Catalonia presses on with independence

Thousands of people took to the streets of Catalonia yesterday to protest against the move to keep the heads of Catalonia's two main separatist groups, Mr Jordi Sanchez and Mr Jordi Cuixart, behind bars.
Thousands of people took to the streets of Catalonia yesterday to protest against the move to keep the heads of Catalonia's two main separatist groups, Mr Jordi Sanchez and Mr Jordi Cuixart, behind bars.PHOTO: EPA-EFE

Crisis heightens as Spanish government jails leaders of activists, sparking large protests

MADRID/BARCELONA • Catalonia refused yesterday to bow to the Spanish government's demand that it renounce a symbolic declaration of independence, setting it on a political collision course with Madrid later this week.

The Spanish government has threatened to put Catalonia, which accounts for a fifth of the economy, under direct central rule if its government does not abandon independence by Thursday.

But Catalonia's government rejected Prime Minister Mariano Rajoy's deadline.

"Giving in forms no part of this government's scenarios," Catalan government spokesman Jordi Turull said. "On Thursday, we won't give anything different than what we gave on Monday."

Spain's Constitutional Court said yesterday the referendum law passed by the Catalan government on Sept 6 to hold the vote on independence was void, a spokesman said.

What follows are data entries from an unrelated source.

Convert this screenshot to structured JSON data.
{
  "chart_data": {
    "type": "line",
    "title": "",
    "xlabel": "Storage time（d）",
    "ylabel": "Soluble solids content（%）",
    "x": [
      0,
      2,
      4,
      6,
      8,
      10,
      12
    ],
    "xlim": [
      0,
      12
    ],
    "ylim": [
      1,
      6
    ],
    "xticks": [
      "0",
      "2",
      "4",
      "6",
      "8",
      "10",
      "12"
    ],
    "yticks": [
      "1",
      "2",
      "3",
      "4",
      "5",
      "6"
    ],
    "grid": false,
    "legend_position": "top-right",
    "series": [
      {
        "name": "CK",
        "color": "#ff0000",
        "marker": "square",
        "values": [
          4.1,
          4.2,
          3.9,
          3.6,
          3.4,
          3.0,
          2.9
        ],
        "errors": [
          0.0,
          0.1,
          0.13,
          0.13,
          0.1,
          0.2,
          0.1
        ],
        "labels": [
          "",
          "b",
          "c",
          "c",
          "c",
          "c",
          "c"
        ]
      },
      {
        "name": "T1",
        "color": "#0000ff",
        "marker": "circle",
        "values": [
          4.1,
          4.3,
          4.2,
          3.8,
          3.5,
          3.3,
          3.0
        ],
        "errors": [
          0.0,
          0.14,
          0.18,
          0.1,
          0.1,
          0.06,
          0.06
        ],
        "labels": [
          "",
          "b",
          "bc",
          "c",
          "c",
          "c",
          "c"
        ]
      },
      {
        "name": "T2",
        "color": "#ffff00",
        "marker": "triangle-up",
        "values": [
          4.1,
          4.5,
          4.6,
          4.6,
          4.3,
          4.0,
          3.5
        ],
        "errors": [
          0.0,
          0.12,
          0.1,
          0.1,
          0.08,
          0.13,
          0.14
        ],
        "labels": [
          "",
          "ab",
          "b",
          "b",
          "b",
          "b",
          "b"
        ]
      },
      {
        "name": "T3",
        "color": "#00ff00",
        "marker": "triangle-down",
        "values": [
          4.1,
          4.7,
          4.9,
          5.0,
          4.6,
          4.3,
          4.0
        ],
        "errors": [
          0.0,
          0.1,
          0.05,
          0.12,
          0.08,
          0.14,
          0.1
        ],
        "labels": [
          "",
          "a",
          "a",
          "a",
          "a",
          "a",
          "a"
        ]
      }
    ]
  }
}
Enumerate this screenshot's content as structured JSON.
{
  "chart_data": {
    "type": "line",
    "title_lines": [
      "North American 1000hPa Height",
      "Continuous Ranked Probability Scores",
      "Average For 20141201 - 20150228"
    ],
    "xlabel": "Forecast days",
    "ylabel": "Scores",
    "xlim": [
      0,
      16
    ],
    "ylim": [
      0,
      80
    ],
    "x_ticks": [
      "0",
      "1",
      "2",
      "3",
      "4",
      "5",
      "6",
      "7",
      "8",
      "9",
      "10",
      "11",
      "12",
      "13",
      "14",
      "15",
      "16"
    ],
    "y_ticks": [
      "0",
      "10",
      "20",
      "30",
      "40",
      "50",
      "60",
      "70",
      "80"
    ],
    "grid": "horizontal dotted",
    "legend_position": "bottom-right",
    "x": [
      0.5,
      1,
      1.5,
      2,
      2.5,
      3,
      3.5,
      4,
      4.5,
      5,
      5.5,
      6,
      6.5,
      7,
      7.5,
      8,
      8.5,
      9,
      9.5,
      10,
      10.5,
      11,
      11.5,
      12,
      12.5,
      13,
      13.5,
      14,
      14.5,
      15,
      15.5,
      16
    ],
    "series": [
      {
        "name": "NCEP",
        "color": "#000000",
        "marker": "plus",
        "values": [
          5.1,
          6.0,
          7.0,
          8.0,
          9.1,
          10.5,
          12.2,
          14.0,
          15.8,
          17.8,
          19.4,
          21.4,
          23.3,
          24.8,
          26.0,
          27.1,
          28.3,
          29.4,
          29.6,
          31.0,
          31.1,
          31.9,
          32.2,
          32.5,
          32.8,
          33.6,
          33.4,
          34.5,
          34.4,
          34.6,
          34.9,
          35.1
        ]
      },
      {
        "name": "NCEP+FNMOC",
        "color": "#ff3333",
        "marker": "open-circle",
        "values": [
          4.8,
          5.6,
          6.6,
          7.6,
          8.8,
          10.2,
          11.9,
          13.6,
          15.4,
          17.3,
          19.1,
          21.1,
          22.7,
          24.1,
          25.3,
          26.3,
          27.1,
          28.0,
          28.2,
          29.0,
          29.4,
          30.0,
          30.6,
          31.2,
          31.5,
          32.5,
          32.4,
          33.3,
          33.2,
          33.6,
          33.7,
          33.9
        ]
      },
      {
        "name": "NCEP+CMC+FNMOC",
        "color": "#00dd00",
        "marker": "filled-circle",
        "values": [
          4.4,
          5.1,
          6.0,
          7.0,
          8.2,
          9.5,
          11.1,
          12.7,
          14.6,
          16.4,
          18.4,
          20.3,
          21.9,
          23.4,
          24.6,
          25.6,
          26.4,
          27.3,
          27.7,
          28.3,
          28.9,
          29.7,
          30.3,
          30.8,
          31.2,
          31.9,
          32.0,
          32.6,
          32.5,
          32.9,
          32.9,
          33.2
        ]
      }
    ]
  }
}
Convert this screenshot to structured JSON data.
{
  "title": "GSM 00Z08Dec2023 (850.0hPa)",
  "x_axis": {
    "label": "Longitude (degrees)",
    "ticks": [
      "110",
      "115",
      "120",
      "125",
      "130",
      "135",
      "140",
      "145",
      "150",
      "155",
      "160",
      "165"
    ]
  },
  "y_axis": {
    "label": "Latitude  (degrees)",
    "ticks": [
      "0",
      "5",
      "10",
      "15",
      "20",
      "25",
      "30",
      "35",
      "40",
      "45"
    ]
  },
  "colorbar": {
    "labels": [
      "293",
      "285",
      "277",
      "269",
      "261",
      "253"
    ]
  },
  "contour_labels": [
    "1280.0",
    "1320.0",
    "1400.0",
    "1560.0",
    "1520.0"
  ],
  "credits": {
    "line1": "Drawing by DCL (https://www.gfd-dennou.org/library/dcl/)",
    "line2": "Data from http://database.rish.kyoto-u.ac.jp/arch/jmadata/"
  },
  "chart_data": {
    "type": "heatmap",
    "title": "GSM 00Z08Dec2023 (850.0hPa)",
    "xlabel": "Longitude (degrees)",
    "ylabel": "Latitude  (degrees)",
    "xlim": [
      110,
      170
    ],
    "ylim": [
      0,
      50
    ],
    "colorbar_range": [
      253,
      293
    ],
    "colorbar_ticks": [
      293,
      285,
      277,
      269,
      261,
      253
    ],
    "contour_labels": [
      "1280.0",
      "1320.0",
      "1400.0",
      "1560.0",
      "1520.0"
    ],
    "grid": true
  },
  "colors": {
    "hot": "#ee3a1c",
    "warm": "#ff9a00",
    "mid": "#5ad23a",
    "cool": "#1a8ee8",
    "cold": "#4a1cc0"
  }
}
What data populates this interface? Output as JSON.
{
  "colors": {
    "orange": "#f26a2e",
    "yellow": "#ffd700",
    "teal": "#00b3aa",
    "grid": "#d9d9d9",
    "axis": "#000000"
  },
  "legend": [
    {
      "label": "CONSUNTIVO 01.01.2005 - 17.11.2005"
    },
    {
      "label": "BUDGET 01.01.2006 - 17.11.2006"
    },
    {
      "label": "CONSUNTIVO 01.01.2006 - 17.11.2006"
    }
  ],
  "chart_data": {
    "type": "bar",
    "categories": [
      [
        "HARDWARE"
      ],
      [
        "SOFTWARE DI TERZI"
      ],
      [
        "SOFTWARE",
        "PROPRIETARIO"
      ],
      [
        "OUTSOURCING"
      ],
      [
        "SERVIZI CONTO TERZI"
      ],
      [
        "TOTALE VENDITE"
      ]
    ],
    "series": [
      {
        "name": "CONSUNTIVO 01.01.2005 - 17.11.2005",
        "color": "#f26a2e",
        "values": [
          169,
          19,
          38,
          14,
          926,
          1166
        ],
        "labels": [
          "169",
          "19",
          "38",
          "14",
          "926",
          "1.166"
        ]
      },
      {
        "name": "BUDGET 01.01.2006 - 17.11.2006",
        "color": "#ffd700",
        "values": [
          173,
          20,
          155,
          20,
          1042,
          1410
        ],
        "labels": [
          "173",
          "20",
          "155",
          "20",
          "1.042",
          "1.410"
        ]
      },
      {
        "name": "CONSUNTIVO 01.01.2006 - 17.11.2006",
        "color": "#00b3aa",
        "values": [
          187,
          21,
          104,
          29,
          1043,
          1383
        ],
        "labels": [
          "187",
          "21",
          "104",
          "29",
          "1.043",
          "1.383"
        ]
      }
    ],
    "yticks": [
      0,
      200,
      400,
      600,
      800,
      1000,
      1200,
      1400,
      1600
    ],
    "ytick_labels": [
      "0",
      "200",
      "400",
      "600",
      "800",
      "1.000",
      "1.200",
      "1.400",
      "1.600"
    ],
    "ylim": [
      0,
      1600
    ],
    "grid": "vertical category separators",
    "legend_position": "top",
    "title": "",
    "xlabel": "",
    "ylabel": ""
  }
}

The court had originally suspended the referendum law as it studied its legality, though the Catalan government went ahead with the ballot regardless.

A day earlier, the Madrid High Court upped the stakes in Spain's worst political crisis in decades by jailing the heads of Catalonia's two main separatist groups pending an investigation for alleged sedition.

Catalan leader Carles Puigdemont tweeted following the detentions: "Sadly, we have political prisoners again."

The phrase made a clear allusion to the military dictatorship under General Francisco Franco, when Catalan culture and language were systematically suppressed.

In response, Justice Minister Rafael Catala told reporters the jailing of Mr Jordi Sanchez of the Catalan National Assembly (ANC) and Omnium's Jordi Cuixart was a judicial decision, not a political one.

"We can talk of politicians in prison but not political prisoners," Mr Catala said. "These are not political prisoners because yesterday's prison ruling was due to a (suspected) crime."

Thousands of people took to the streets of Catalonia yesterday to protest against the move to keep Mr Cuixart and Mr Sanchez behind bars. "Repression is not the solution," protesters shouted as hundreds gathered outside the Catalan regional government offices in central Barcelona.

Further protests against the detention of Mr Cuixart and Mr Sanchez were planned yesterday afternoon in front of central government offices in Barcelona, Gerona, Tarragona and Lleida, with a candle-lit protest in Barcelona at 8pm.

The pair nicknamed the "two Jordis" are accused of encouraging a major protest last month as Spanish police raided the Catalan administration's offices in the run-up to the referendum.

Police officers were trapped for hours and their vehicles vandalised as protesters ringed the building, with Mr Cuixart and Mr Sanchez standing atop a police car calling for "permanent mobilisation" against the Spanish state.

The crime of sedition can carry up to 15 years in prison.

That same incident also led to Catalonia's police chief, Mr Josep Lluis Trapero, being investigated for sedition. He is accused of failing to order his force to rescue them from the building. He has not been detained but the High Court banned him from leaving Spain and seized his passport.

Madrid announced late on Monday that it was cutting its growth forecast for next year from 2.6 to 2.3 per cent as the prolonged uncertainty rattled the stock market and nearly 700 companies moved their legal headquarters out of Catalonia.